In de (wettelijk enige geldige) Franse tekst luidt dit artikel 9:

« [Le ministre des Finances] statue sur les réclamations ayant pour objet la remise d’amendes et d’augmentations de droits à titre d’amendes, autres que celles prononcées par le juge, et arrête les transactions entre l’administration et les contribuables, dans les cas où elles sont autorisées par les lois ».

Verschil met amnestie

[bewerken | brontekst bewerken]

Het voornaamste verschil met amnestie bestaat erin dat in geval van genade de veroordeling blijft behouden. Genade heeft enkel betrekking op de uitvoering van de straf. De veroordeling blijft dus vermeld in het centraal strafregister en kan als basis dienen voor de verhoging van de straf voor een later gepleegd misdrijf wegens herhaling en kan ook blijven gelden voor de uitsluiting van de toepassing van de Probatiewet.

Genade werkt ex nunc, zij heeft geen terugwerkende kracht zoals de amnestie.

Een amnestiewet is steeds collectief. Zij geldt voor een groep van personen. Genade kan collectief zijn of individueel.

In tegenstelling tot amnestie werd genade in België, zowel individueel als collectief, relatief vaak verleend. Een collectief genadebesluit werd vaak gekoppeld aan bepaalde gebeurtenissen, zoals de verjaardag van de Koning, de geboorte van een prins of een prinses, aan een pausbezoek, enz. Collectieve genade geraakt in onbruik en individuele genade is aanzienlijk in aantal verminderd.
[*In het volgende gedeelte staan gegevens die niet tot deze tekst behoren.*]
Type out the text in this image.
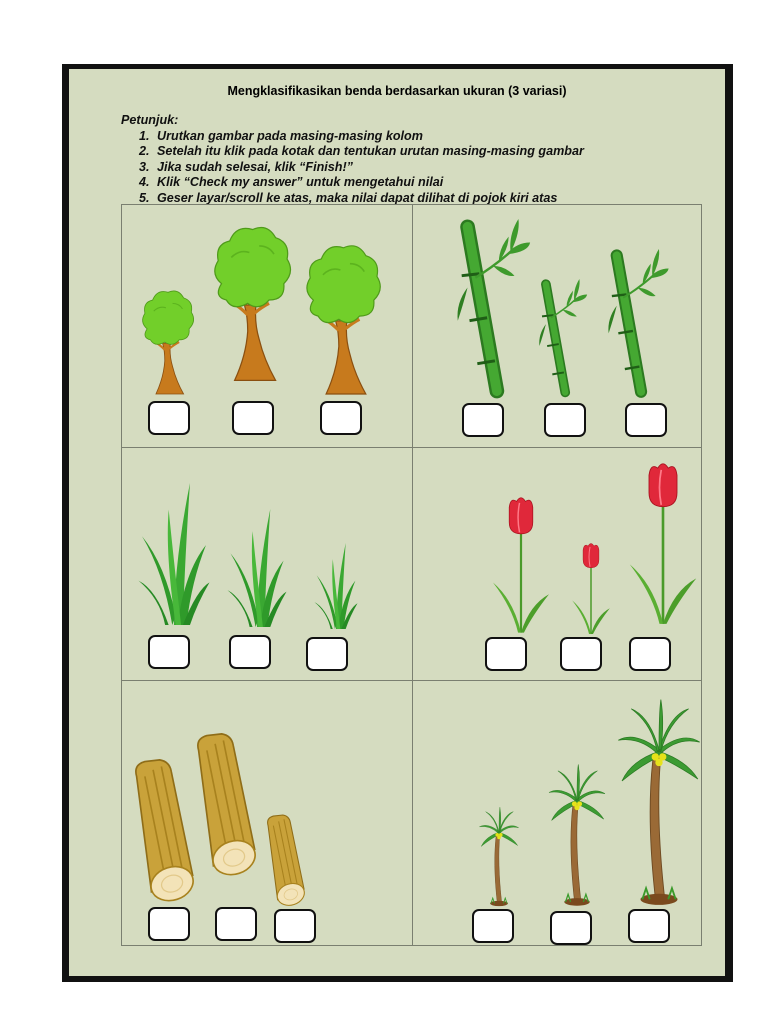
Mengklasifikasikan benda berdasarkan ukuran (3 variasi)
Petunjuk:
1. Urutkan gambar pada masing-masing kolom
2. Setelah itu klik pada kotak dan tentukan urutan masing-masing gambar
3. Jika sudah selesai, klik “Finish!”
4. Klik “Check my answer” untuk mengetahui nilai
5. Geser layar/scroll ke atas, maka nilai dapat dilihat di pojok kiri atas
De oprichting van strafuitvoeringsrechtbanken (2007) is hiervan de oorzaak.

Een genadeverzoek wordt ingediend per brief aan de Koning (Zijne Majesteit de Koning, Paleis te Brussel, 1000 Brussel). Het verzoek kan ook ingediend worden bij de Minister van Justitie of zelfs bij het Openbaar Ministerie bij het vonnisgerecht dat de straf heeft uitgesproken. Het moet de redenen bevatten waarom men genade vraagt. Indien er bepaalde belangrijke elementen ontbreken in het genadeverzoek laat de bevoegde dienst aan de indiener een inlichtingformulier toekomen, waarin bijkomende feitelijke elementen worden gevraagd.

De toestand van de verzoeker wordt algemeen onderzocht, zonder dat aan een bepaald element bijzondere voorrang wordt verleend. Het is de bedoeling de straf zo veel mogelijk te individualiseren en zo adequaat mogelijk te laten verlopen. Voor de toekenning van een genade wordt rekening gehouden met de sociale, familiale en professionele situatie van de verzoeker, meer bepaald wanneer er nieuwe elementen zijn tussengekomen sinds het vonnis en die, indien ze waren gekend, de rechter ertoe hadden aangezet een andere straf op leggen. Er wordt eveneens rekening gehouden met het actuele gedrag van verzoeker, zijn zelfinzicht, de inspanningen die hij heeft geleverd ten gunste van het slachtoffer, de afbetaling van boetes en gerechtskosten. De afwezigheid van gerechtelijke voorgaande en de zwaarwichtigheid van de feiten zijn tevens elementen waarmee wordt rekening gehouden (antwoord van Minister van Justitie Stefaan De Clerck op een schriftelijke vraag van volksvertegenwoordiger Els De Rammelaere van 28 januari 2009 met nummer 431).

Aangezien het recht tot verlenen van genade een prerogatief is dat aan de Koning (met andere woorden aan de uitvoerende macht) wordt toegekend bij artikel 110 van de Belgische Grondwet, ressorteert het onder de discretionaire bevoegdheid en dient bijgevolg niet met redenen te worden omkleed en evenmin te worden verantwoord.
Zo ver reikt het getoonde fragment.